Language strategy¶

Why this repository uses both Python and Julia, and what each owns.

1. The question¶

The work splits into two very different kinds of task:

Text & structure work — tokenize and parse an authoring grammar, build an AST, normalize it into an IR, validate it, serialize it, and generate code for other languages.
Symbolic & numeric work — turn the IR into a ModelingToolkit System, simulate, linearize, and analyze it.

These have different "natural" languages. Forcing both into one runtime would either make the parser carry a heavy symbolic dependency, or make the symbolic work fight a language poor at parsing and CLI ergonomics.

2. The split¶

Concern	Language	Module
CLI / orchestration	Python	`src/model_parser/cli.py`
Tokenizer + expression parser	Python	`frontends/expr_parser.py`
Authoring frontend (INI → IR)	Python	`frontends/exprtk_ini.py`
IR data model + JSON Schema	Python (Pydantic)	`ir/`, `schema.py`
Validators (semantic + profile)	Python	`validation/`
Codegen IR → MTK `.jl`	Python	`backends/julia_mtk.py`
IR → `System` (in memory)	Julia	`julia/ModelParserJL`
Simulation / analysis / conformance reference	Julia	`julia/ModelParserJL` (+ SciML)

The boundary between the two languages is the IR JSON file — a plain, language-neutral artifact. Neither side imports the other; they communicate only through the IR.

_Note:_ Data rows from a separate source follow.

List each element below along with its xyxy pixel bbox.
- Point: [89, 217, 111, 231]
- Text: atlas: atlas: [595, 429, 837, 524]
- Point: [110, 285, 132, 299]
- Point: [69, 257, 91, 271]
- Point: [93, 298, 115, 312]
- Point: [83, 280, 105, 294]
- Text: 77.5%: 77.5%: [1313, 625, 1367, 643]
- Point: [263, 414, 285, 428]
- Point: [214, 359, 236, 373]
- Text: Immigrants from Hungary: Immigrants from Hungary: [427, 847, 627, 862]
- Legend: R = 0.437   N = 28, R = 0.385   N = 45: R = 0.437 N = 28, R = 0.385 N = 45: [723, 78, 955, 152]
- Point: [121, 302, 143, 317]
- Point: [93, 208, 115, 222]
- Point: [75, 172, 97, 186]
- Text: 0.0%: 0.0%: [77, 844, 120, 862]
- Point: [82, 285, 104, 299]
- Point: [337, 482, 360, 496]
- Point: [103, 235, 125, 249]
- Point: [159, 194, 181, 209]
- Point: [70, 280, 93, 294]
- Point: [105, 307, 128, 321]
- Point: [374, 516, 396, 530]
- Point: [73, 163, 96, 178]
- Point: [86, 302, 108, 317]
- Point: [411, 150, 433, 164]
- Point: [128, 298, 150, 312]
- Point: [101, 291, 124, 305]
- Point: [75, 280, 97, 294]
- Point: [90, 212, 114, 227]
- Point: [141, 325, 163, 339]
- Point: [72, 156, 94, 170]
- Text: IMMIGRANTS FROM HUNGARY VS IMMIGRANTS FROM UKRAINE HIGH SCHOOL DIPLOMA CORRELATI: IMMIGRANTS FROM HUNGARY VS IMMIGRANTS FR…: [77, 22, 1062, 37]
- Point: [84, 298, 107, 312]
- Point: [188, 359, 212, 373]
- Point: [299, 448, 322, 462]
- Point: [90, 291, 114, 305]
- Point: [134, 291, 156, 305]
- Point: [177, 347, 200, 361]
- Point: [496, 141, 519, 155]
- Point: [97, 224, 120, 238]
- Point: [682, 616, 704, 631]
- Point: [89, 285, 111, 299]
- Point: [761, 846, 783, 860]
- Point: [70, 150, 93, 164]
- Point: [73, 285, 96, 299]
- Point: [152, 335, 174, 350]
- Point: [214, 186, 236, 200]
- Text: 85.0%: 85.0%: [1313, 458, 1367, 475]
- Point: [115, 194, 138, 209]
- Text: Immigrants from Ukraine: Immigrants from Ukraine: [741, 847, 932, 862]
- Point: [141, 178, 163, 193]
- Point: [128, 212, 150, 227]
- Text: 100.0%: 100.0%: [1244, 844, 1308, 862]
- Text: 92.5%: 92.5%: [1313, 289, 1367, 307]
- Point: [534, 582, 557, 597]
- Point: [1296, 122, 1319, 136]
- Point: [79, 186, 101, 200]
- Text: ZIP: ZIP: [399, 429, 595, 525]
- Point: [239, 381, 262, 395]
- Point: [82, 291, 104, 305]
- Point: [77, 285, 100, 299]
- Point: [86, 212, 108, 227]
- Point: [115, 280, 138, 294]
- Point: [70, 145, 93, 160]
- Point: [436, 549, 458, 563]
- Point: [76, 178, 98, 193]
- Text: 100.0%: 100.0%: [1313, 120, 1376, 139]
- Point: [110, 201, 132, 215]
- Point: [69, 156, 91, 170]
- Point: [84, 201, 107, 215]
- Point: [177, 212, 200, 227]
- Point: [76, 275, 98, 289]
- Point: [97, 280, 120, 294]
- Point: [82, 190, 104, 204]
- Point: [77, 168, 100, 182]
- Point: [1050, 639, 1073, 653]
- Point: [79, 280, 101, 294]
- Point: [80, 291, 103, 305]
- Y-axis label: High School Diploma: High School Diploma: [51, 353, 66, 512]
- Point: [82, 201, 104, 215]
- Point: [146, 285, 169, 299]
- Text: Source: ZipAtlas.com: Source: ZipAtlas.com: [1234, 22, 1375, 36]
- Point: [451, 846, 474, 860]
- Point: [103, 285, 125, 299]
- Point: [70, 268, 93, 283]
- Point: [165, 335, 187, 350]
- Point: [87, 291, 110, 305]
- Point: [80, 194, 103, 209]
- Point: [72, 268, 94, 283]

3. Why Python owns the AST/IR and the codegen¶

Parsing & CLI strength. Python has excellent tooling for tokenizers, data modeling (Pydantic → free JSON Schema + validation), and CLIs (Typer).
No symbolic runtime needed to emit code. Generating a .jl file is pure string assembly from the IR tree; it needs no Julia process, so parse and emit are fast, dependency-light, and CI-friendly.
Ecosystem alignment. The org repository map already earmarks a Python orchestration CLI (apc-tooling); this repository is its concrete, focused first incarnation.

4. Why Julia owns the `System` build¶

Natural fit. ModelingToolkit is a Julia library; building a System is idiomatic there and benefits directly from MTK v11's faster TTFX.
Two complementary paths, same contract.
Codegen (emit julia, Python) → a durable, diffable .jl artifact. This is the default and the version-controlled form (see ADR 0002).
In-memory loader (ModelParserJL.build_system, Julia) → builds the System from IR JSON at run time, for dynamic/interactive use and as the conformance reference.

Because both consume the same IR and the same expression vocabulary, they cannot drift apart silently — conformance tests pin them to the same fixtures.

5. Avoiding the three-semantics trap¶

The known failure mode (org risk note) is having three independent implementations of expression semantics: Julia string rewrites, C++ ExprTk, and Python. This repository prevents that by:

representing expressions as an explicit tree in the IR (one semantics),
making every backend a renderer of that tree (no re-parsing),
testing rendering at the IR level (the same fixture drives Python codegen and, in time, the Julia loader and a C++ backend).

A future C++/realtime-cpp backend is therefore another renderer of the same tree, not a fourth parser.

6. Operational notes¶

Python deps via uv (uv add / uv sync); Julia deps via Pkg.
The Julia package keeps Manifest.toml out of version control (see .gitignore); the Python uv.lock is committed.
The Julia path is optional: a user who only wants IR → .jl never needs a Julia runtime; a user who wants in-memory systems never needs the generated file. Both are first-class.